Shin Hae-mi’s (Jong-seo Jeon) apartment is very dark; sunlight only comes in once a day, when it is momentarily reflected off the Seoul Tower. Lee Jong-soo (Ah-in Yoo) sees it beaming upon the headboard while making love to her for the first time. He is mesmerised by this faint apparition, thinking that it represents the start of something beautiful. He should’ve taken it as a warning sign.
This image represents Burning in a nutshell, telling us to look past the literal to find the dark meaning beyond. Motifs of light and fire abound, as the film starts with just a tiny spark of attraction before finally conflagrating into a full-blown noir thriller. A masterpiece of misdirection, tension, and finely-tuned pacing, it’s reminiscent of the best Claude Chabrol movies for the way it depicts the nature of evil within a home-baked setting.
Hae-mi and Jong-soo grew up in the same village together, and are reacquainted when she spots him walking down the street while she is working at a raffle. She wins him a women’s watch, which he almost immediately gifts back to her as a present. So far so cute; what could go wrong? The thing is, Hae-mi has to take a trip to Africa in order to find herself first. Does Jong-soo mind feeding her cat while she’s away?
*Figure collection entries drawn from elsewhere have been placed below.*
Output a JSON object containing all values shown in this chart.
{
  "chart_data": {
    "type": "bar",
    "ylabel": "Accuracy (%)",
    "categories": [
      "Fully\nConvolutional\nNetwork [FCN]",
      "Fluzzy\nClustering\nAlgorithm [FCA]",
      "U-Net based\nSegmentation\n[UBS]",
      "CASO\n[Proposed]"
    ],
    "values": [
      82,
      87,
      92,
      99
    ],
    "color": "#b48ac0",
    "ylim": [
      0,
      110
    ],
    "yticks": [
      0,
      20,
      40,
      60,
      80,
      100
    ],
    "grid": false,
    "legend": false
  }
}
As Hae-mi asks this question, she does pantomime gestures with her hands. When simulating the presence of an object, she says, it’s not so much about pretending something is there, but not entertaining the possibility that it isn’t there. This contradictory theme of presence/absence is also represented by the cat Jong-soo is supposed to look after. He never sees the cat in the actual flat, but knows that it exists thanks to the mess in the litter. Small details such as these look like set-dressing at first, but they are carefully laid clues that will pay off later in both thematic and narrative terms.
Jong-soo’s love is challenged upon Hae-mi’s return, as she brings along another Korean man she met at Nairobi airport named Ben (Steven Yeun). This new man basically everything that the farm-living Jong-soo can’t be. He lives in the wealthy area of Gangnam, he drives a Porsche, and (in true Murakami style) he listens to jazz music while cooking pasta. The two suitors manage to discuss literature and Jong-soo’s plans for his first novel, trying their best to ignore the awkward tension growing between them. During one of these conversations, Hae-mi asks the men: “what’s a metaphor?” Tellingly, neither of them answer.
Transcribing Murakami represents a challenge for filmmakers, as the value of his writing consists more in the way he writes than what he writes about. He likes to have his characters plainly tell anecdotes that eventually become related to broader themes. The problem this poses for filmmakers is figuring out how to make that feel cinematic. Yet with such understanding of the material, and by juxtaposing dialogue-heavy scenes with those imbued with genuine beauty or dramatic tension, Lee Chang-dong keeps that engine churning right until the very end.
Throughout this playful meta-narrative, Lee invites the viewer to avoid literal interpretations. There is a dark centre to the story that cannot be easily solved or pinned down, not so much evoking any one thing in particular so much as suggesting unknown evils constantly lingering outside of our knowledge. Combining philosophy with a drizzly, noir mood, Burning sees the former novelist director in full command of his technique. Simply put, this is dazzling stuff.